LE MARKETING GAGNE LES CHEMINS DE FER



L'exemple du transport ferroviaire au Maroc est assez caractéristique. Le rappel de quelques faits majeurs me semble nécessaire pour bien comprendre.
1995 est une date marquante : l'ONCF est au bord de la faillite et entreprend une vaste opération de restructuration. Il s'est trouvé rapidement face à un défi décisif, celui de s’écarter du domaine public qui l’immobilisait et d'évoluer vers une entreprise rentable, tournée vers le client.
Jusqu'à cette date, outre la mauvaise gestion des ressources humaines, la contrainte commerciale a toujours été laissée de côté. L'inadaptation de l’offre était ainsi manifeste : les trains voyageurs étaient en grand nombre et les arrêts multiples dans des gares peu fréquentées. Si bien que le taux d’occupation ne dépassait pas 31% (61% en 1983), alors que près de 30% des trains généraient à peine 1% du chiffre d'affaires. A cause de la voie unique, les trains « rapides » pouvaient enregistrer jusqu’à 2 heures de retard. De plus, les jets de pierre contre les trains dans de nombreux points de passage accentuaient les désagréments et le mécontentement (un problème toujours d’actualité aujourd’hui).
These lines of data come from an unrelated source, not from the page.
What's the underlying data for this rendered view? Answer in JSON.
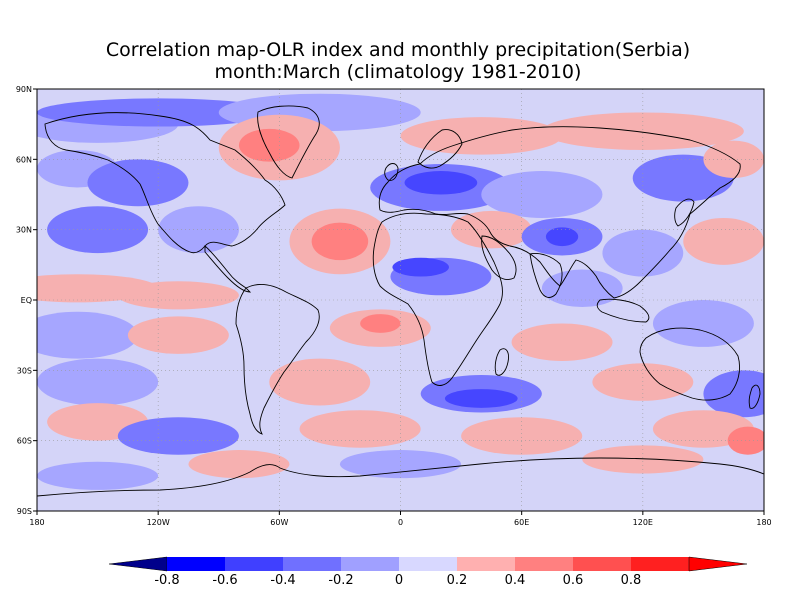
{
  "title": {
    "line1": "Correlation map-OLR index and monthly precipitation(Serbia)",
    "line2": "month:March (climatology 1981-2010)"
  },
  "axes": {
    "lat_ticks": [
      "90N",
      "60N",
      "30N",
      "EQ",
      "30S",
      "60S",
      "90S"
    ],
    "lon_ticks": [
      "180",
      "120W",
      "60W",
      "0",
      "60E",
      "120E",
      "180"
    ],
    "lat_range": [
      -90,
      90
    ],
    "lon_range": [
      -180,
      180
    ],
    "grid": "dotted"
  },
  "colorbar": {
    "labels": [
      "-0.8",
      "-0.6",
      "-0.4",
      "-0.2",
      "0",
      "0.2",
      "0.4",
      "0.6",
      "0.8"
    ],
    "colors": [
      "#00008b",
      "#0000ff",
      "#4040ff",
      "#7070ff",
      "#a0a0ff",
      "#d8d8ff",
      "#ffb0b0",
      "#ff8080",
      "#ff5050",
      "#ff2020",
      "#ff0000"
    ]
  },
  "map": {
    "field": "correlation coefficient",
    "palette": {
      "neg_strong": "#4646ff",
      "neg_mid": "#7878ff",
      "neg_weak": "#a6a6ff",
      "neutral": "#d4d4f8",
      "pos_weak": "#f6b0b0",
      "pos_mid": "#ff8080",
      "pos_strong": "#ff5a5a"
    }
  }
}
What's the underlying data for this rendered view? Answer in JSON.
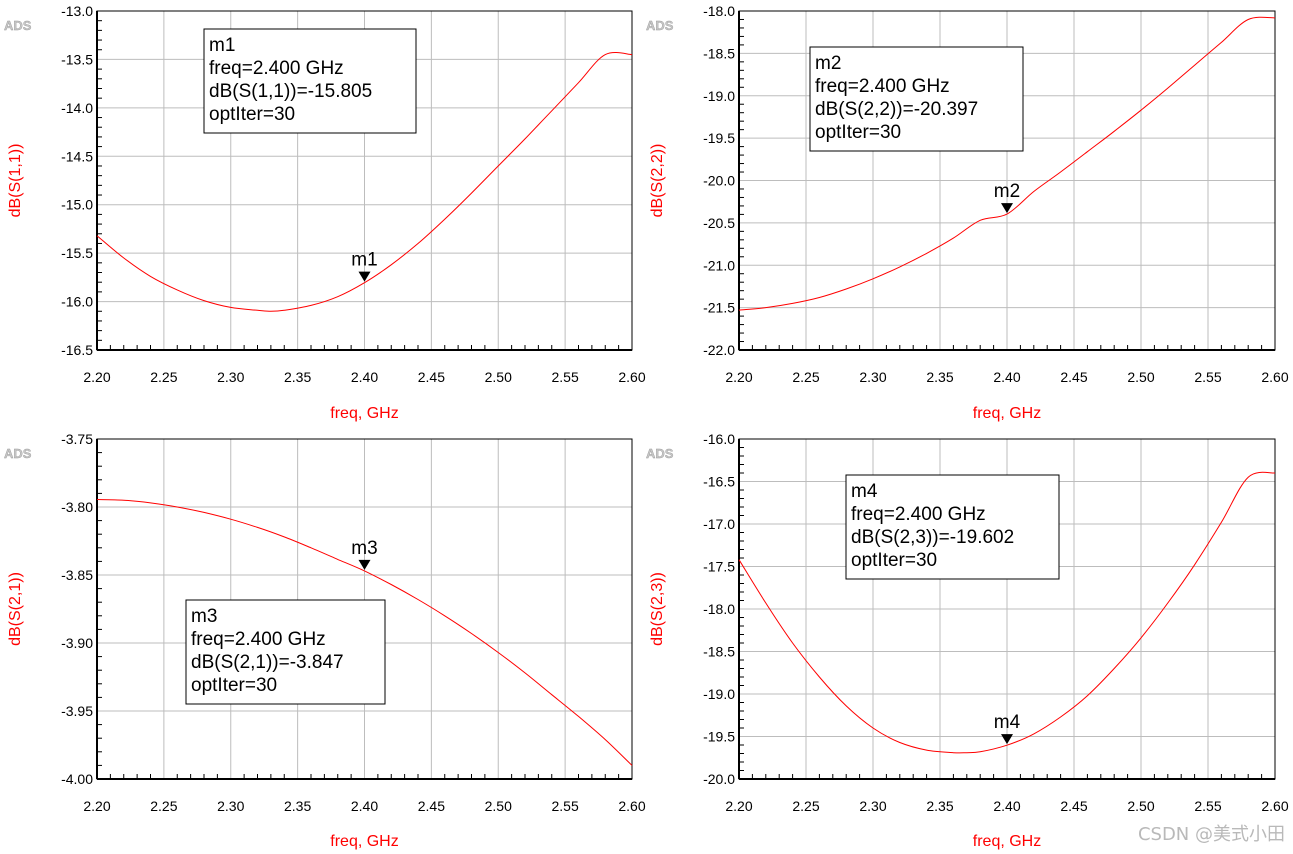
{
  "chart_data": [
    {
      "type": "line",
      "logo": "ADS",
      "xlabel": "freq, GHz",
      "ylabel": "dB(S(1,1))",
      "xlim": [
        2.2,
        2.6
      ],
      "ylim": [
        -16.5,
        -13.0
      ],
      "xticks": [
        "2.20",
        "2.25",
        "2.30",
        "2.35",
        "2.40",
        "2.45",
        "2.50",
        "2.55",
        "2.60"
      ],
      "yticks": [
        "-13.0",
        "-13.5",
        "-14.0",
        "-14.5",
        "-15.0",
        "-15.5",
        "-16.0",
        "-16.5"
      ],
      "color": "#ff0000",
      "series": [
        {
          "name": "dB(S(1,1))",
          "x": [
            2.2,
            2.22,
            2.24,
            2.26,
            2.28,
            2.3,
            2.32,
            2.33,
            2.34,
            2.36,
            2.38,
            2.4,
            2.42,
            2.44,
            2.46,
            2.48,
            2.5,
            2.52,
            2.54,
            2.56,
            2.58,
            2.6
          ],
          "y": [
            -15.32,
            -15.55,
            -15.74,
            -15.88,
            -15.99,
            -16.06,
            -16.09,
            -16.1,
            -16.09,
            -16.04,
            -15.95,
            -15.805,
            -15.62,
            -15.4,
            -15.15,
            -14.88,
            -14.6,
            -14.32,
            -14.03,
            -13.74,
            -13.45,
            -13.45
          ]
        }
      ],
      "marker": {
        "name": "m1",
        "x": 2.4,
        "y": -15.805
      },
      "annotation": {
        "lines": [
          "m1",
          "freq=2.400 GHz",
          "dB(S(1,1))=-15.805",
          "optIter=30"
        ]
      }
    },
    {
      "type": "line",
      "logo": "ADS",
      "xlabel": "freq, GHz",
      "ylabel": "dB(S(2,2))",
      "xlim": [
        2.2,
        2.6
      ],
      "ylim": [
        -22.0,
        -18.0
      ],
      "xticks": [
        "2.20",
        "2.25",
        "2.30",
        "2.35",
        "2.40",
        "2.45",
        "2.50",
        "2.55",
        "2.60"
      ],
      "yticks": [
        "-18.0",
        "-18.5",
        "-19.0",
        "-19.5",
        "-20.0",
        "-20.5",
        "-21.0",
        "-21.5",
        "-22.0"
      ],
      "color": "#ff0000",
      "series": [
        {
          "name": "dB(S(2,2))",
          "x": [
            2.2,
            2.22,
            2.24,
            2.26,
            2.28,
            2.3,
            2.32,
            2.34,
            2.36,
            2.38,
            2.4,
            2.42,
            2.44,
            2.46,
            2.48,
            2.5,
            2.52,
            2.54,
            2.56,
            2.58,
            2.6
          ],
          "y": [
            -21.53,
            -21.5,
            -21.45,
            -21.38,
            -21.28,
            -21.16,
            -21.02,
            -20.86,
            -20.68,
            -20.47,
            -20.397,
            -20.13,
            -19.9,
            -19.66,
            -19.42,
            -19.17,
            -18.91,
            -18.64,
            -18.37,
            -18.1,
            -18.08
          ]
        }
      ],
      "marker": {
        "name": "m2",
        "x": 2.4,
        "y": -20.397
      },
      "annotation": {
        "lines": [
          "m2",
          "freq=2.400 GHz",
          "dB(S(2,2))=-20.397",
          "optIter=30"
        ]
      }
    },
    {
      "type": "line",
      "logo": "ADS",
      "xlabel": "freq, GHz",
      "ylabel": "dB(S(2,1))",
      "xlim": [
        2.2,
        2.6
      ],
      "ylim": [
        -4.0,
        -3.75
      ],
      "xticks": [
        "2.20",
        "2.25",
        "2.30",
        "2.35",
        "2.40",
        "2.45",
        "2.50",
        "2.55",
        "2.60"
      ],
      "yticks": [
        "-3.75",
        "-3.80",
        "-3.85",
        "-3.90",
        "-3.95",
        "-4.00"
      ],
      "color": "#ff0000",
      "series": [
        {
          "name": "dB(S(2,1))",
          "x": [
            2.2,
            2.22,
            2.24,
            2.26,
            2.28,
            2.3,
            2.32,
            2.34,
            2.36,
            2.38,
            2.4,
            2.42,
            2.44,
            2.46,
            2.48,
            2.5,
            2.52,
            2.54,
            2.56,
            2.58,
            2.6
          ],
          "y": [
            -3.7945,
            -3.795,
            -3.797,
            -3.8,
            -3.804,
            -3.809,
            -3.815,
            -3.822,
            -3.83,
            -3.8385,
            -3.847,
            -3.857,
            -3.868,
            -3.88,
            -3.893,
            -3.907,
            -3.922,
            -3.938,
            -3.954,
            -3.971,
            -3.99
          ]
        }
      ],
      "marker": {
        "name": "m3",
        "x": 2.4,
        "y": -3.847
      },
      "annotation": {
        "lines": [
          "m3",
          "freq=2.400 GHz",
          "dB(S(2,1))=-3.847",
          "optIter=30"
        ]
      }
    },
    {
      "type": "line",
      "logo": "ADS",
      "xlabel": "freq, GHz",
      "ylabel": "dB(S(2,3))",
      "xlim": [
        2.2,
        2.6
      ],
      "ylim": [
        -20.0,
        -16.0
      ],
      "xticks": [
        "2.20",
        "2.25",
        "2.30",
        "2.35",
        "2.40",
        "2.45",
        "2.50",
        "2.55",
        "2.60"
      ],
      "yticks": [
        "-16.0",
        "-16.5",
        "-17.0",
        "-17.5",
        "-18.0",
        "-18.5",
        "-19.0",
        "-19.5",
        "-20.0"
      ],
      "color": "#ff0000",
      "series": [
        {
          "name": "dB(S(2,3))",
          "x": [
            2.2,
            2.22,
            2.24,
            2.26,
            2.28,
            2.3,
            2.32,
            2.34,
            2.36,
            2.37,
            2.38,
            2.4,
            2.42,
            2.44,
            2.46,
            2.48,
            2.5,
            2.52,
            2.54,
            2.56,
            2.58,
            2.6
          ],
          "y": [
            -17.42,
            -17.93,
            -18.4,
            -18.8,
            -19.14,
            -19.4,
            -19.57,
            -19.66,
            -19.69,
            -19.69,
            -19.68,
            -19.602,
            -19.47,
            -19.27,
            -19.02,
            -18.7,
            -18.34,
            -17.93,
            -17.48,
            -16.98,
            -16.45,
            -16.4
          ]
        }
      ],
      "marker": {
        "name": "m4",
        "x": 2.4,
        "y": -19.602
      },
      "annotation": {
        "lines": [
          "m4",
          "freq=2.400 GHz",
          "dB(S(2,3))=-19.602",
          "optIter=30"
        ]
      }
    }
  ],
  "watermark": "CSDN @美式小田"
}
Volonté d’adaptation aux changements
Les carences commerciales, notamment l'accueil clientèle et la qualité du service, pesaient de plus en plus lourd dans la balance. Le déficit d’image était alarmant. L’Office se devait de se repositionner sur le marché. La voie du salut passait bel et bien par un changement de culture.
De nos jours, partout dans le monde, les chemins de fer sont directement touchés par la globalisation et la concurrence. C'est bien ce qui ressortait déjà des assises du congrès ferroviaire tenues en octobre 1997 à Marrakech. Désormais, il est question d'adaptation aux changements et de gestion moderne du rail. (1) Il s'agit de chercher la meilleure approche du marché, en tenant compte essentiellement des besoins fondamentaux des clients. Le règle de conduite s’énonce ainsi : « Dans l'optique marketing, la vocation d'une compagnie ferroviaire ne se définit pas par sa seule expertise technique – faire rouler des trains – mais par sa capacité d'adaptation aux besoins à satisfaire et qui peuvent être variés selon la clientèle : vitesse et ponctualité pour les hommes d'affaires, tarifs accessibles pour les familles, accueil et service pour les touristes, livraison porte-à-porte pour le fret des entreprises, etc. ». (2)
L’ONCF s'est donc résolu à créer une direction commerciale et entreprend, dans le cadre de sa stratégie (adoptée en 1995), d'adapter son offre en matière de transport de voyageurs et de marchandises. La reconquête des clients devient la préoccupation majeure. La vente directe des produits (porte-à-porte auprès des entreprises) est à l'ordre du jour. En 1996, 350 entreprises sont démarchées et, de là, des milliers de tonnes de trafics nouveaux sont enregistrés.
La nouvelle vision s'appuie sur la diversification des produits. C'est ainsi que sont proposés des cartes jeunes, des cartes fidélité, des billets week-end, des carnets à coupons, des trains « promo » (réductions en fonction du trajet), des tarifs promotionnels pour le fret, etc. Les horaires sont adaptés aux souhaits et besoins évolutifs des voyageurs, lesquels commencent à être consultés lors des sondages réalisés dans les trains. La communication n'est pas négligée : des journées portes ouvertes, notamment, sont programmées dans les principales gares.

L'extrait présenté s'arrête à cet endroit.